We know that House Republicans are in denial about the human cost of immigration enforcement and massive deportations. That’s why they’d rather kick immigrant families out of their offices than face up to the true consequences of enforcement-only policies. This week, two new developments make it clear that the denial runs deep: Congress isn’t even willing to acknowledge the financial cost that enforcement is imposing right now on state and local governments, and the SAFE To Harass Act would (unsurprisingly) just make the problem worse.
Immigration enforcement always ends up being more costly to state and local governments than they ever imagine. Alabama’s law HB 56 cost an estimated $11 billion to the state’s economy. Arizona spent $1.5 million just to defend SB 1070 against court challenges—and that’s before the case went to the Supreme Court (where much of the law was struck down). But it’s hard to feel too bad for states and cities that pass anti-immigrant laws, only to realize they don’t work as intended (unless the intention is to line Kris Kobach’s pockets).
It’s another thing entirely when a state or city is bearing the cost of a federal enforcement mandate that the local government doesn’t necessarily support. That’s why Miami-Dade County decided this week to stop paying to hold undocumented immigrants in jail after they’re supposed to be released so that they can be picked up by ICE agents. The practice of ICE asking local cops to keep an immigrant in jail for an extra 48 hours so that ICE can take them into custody (and probably deport them), known as an immigration “detainer,” has come under fire around the country this year—it’s a cheap way for ICE to put out a dragnet to round up immigrants with traffic offenses and force local governments to foot the bill. Miami-Dade, for example, has “sent the federal government invoices for hundreds of thousands of dollars in expenses a year”—but “has been paid far less than other, smaller Florida counties” in return. And it’s not alone: in the past fiscal year, the money state and local governments requested in federal SCAAP grants (one of the ways the federal government reimburses them for enforcement) was six times the amount of money Congress appropriated.
Now, Miami-Dade County is the latest to tell the government that it will no longer pay for the privilege of helping ICE tear families apart. As County Commissioner Sally Heyman said, “Not only is it about saving money. It’s about saving people.”

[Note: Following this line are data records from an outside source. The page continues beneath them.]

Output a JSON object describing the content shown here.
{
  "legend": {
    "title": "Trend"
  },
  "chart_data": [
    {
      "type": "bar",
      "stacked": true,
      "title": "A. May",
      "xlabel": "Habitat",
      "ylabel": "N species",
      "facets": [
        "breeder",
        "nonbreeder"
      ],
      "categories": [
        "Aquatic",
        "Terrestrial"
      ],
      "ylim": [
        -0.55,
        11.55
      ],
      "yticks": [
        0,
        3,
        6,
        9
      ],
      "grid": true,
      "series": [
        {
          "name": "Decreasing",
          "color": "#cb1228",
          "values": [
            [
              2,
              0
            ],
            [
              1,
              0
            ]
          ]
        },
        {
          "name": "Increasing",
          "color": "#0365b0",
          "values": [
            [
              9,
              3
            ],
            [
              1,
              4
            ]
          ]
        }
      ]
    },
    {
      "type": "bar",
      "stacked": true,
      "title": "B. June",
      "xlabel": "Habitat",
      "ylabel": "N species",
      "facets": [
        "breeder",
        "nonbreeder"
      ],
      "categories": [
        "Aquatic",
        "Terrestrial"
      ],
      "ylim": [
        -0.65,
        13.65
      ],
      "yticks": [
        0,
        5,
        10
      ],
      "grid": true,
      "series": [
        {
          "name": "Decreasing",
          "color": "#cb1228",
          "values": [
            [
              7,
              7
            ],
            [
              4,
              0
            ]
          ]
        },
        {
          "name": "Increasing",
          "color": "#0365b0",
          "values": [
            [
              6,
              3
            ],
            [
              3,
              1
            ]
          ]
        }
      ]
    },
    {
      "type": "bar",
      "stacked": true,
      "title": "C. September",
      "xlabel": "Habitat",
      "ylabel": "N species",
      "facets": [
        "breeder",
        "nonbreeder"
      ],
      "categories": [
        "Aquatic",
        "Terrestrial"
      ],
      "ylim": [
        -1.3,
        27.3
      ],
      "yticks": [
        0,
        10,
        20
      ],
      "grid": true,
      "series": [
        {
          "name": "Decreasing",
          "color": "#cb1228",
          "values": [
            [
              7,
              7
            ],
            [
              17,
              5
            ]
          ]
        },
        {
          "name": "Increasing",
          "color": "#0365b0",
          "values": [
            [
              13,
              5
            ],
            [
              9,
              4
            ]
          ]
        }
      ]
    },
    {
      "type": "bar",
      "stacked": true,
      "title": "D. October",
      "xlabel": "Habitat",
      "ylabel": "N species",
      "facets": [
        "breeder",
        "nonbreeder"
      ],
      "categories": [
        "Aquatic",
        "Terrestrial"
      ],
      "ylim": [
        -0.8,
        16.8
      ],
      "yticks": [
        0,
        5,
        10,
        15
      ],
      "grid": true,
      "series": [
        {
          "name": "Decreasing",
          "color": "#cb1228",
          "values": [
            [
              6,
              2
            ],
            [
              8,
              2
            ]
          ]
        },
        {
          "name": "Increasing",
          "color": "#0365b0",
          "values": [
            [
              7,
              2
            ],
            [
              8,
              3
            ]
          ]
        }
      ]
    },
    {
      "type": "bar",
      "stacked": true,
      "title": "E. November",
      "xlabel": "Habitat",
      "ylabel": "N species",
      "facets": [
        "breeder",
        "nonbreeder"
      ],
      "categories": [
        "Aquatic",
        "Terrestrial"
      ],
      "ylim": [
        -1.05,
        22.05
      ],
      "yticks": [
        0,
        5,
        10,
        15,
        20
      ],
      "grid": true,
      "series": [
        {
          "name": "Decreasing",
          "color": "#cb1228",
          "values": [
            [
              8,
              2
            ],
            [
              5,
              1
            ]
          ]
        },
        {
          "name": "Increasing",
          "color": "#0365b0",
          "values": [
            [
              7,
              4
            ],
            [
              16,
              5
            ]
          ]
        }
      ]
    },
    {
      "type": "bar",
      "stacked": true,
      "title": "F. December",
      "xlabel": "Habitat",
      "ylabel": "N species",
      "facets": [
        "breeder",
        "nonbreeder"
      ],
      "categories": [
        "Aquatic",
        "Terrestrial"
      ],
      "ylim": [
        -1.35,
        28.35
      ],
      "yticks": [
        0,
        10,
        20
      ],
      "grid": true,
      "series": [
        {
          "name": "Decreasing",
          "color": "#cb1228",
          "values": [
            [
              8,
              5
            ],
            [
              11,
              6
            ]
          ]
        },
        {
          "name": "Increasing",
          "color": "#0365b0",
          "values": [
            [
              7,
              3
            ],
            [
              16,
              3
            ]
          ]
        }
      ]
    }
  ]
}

So what’s House Republicans’ solution to the problem of not paying local police departments enough to enforce the policies they already have on the books? Force them to do even more, obviously. That’s the lesson of the SAFE To Harass Act—the first immigration bill the House Judiciary Committee passed this year. The Congressional Budget Office (last seen pointing out that the Senate’s immigration bill would save $1 trillion over 20 years) released its“score” of the SAFE Act this week, and found—duh—that it would cost the federal government $22.9 billion over 5 years. (Apparently Bob Goodlatte and company were too scared of the costs to ask the CBO to score a 10- or 20-year window, like their Senate counterparts insisted on for S744.) That’s because the CBO assumes that the federal government would go from giving state and local governments one-sixth of the money they spend detaining only immigrants who have been convicted of crimes, like they do now, to giving them all the money they need to detain any immigrant who’s been chargedwith a crime—i.e. any immigrant who’s been pulled over by some wannabe Arpaio for having a broken taillight and gotten charged with driving without a license. So the $4.6 billion annual cost of the SAFE to Harass Act won’t just fall on the Congress that passes it—much of it will fall on state and local governments like Miami-Dade County.
It would be great if the CBO score, or the SCAAP gap, or Miami-Dade’s new detainer policy forced Bob Goodlatte and House Republicans to confront the reality of the immigration policies they’re pushing. The damage done by the SAFE to Harass Act, to budgets and communities, just isn’t worth it. But if Goodlatte and company won’t even acknowledge the cost in dollars, how will they ever acknowledge the cost of human lives?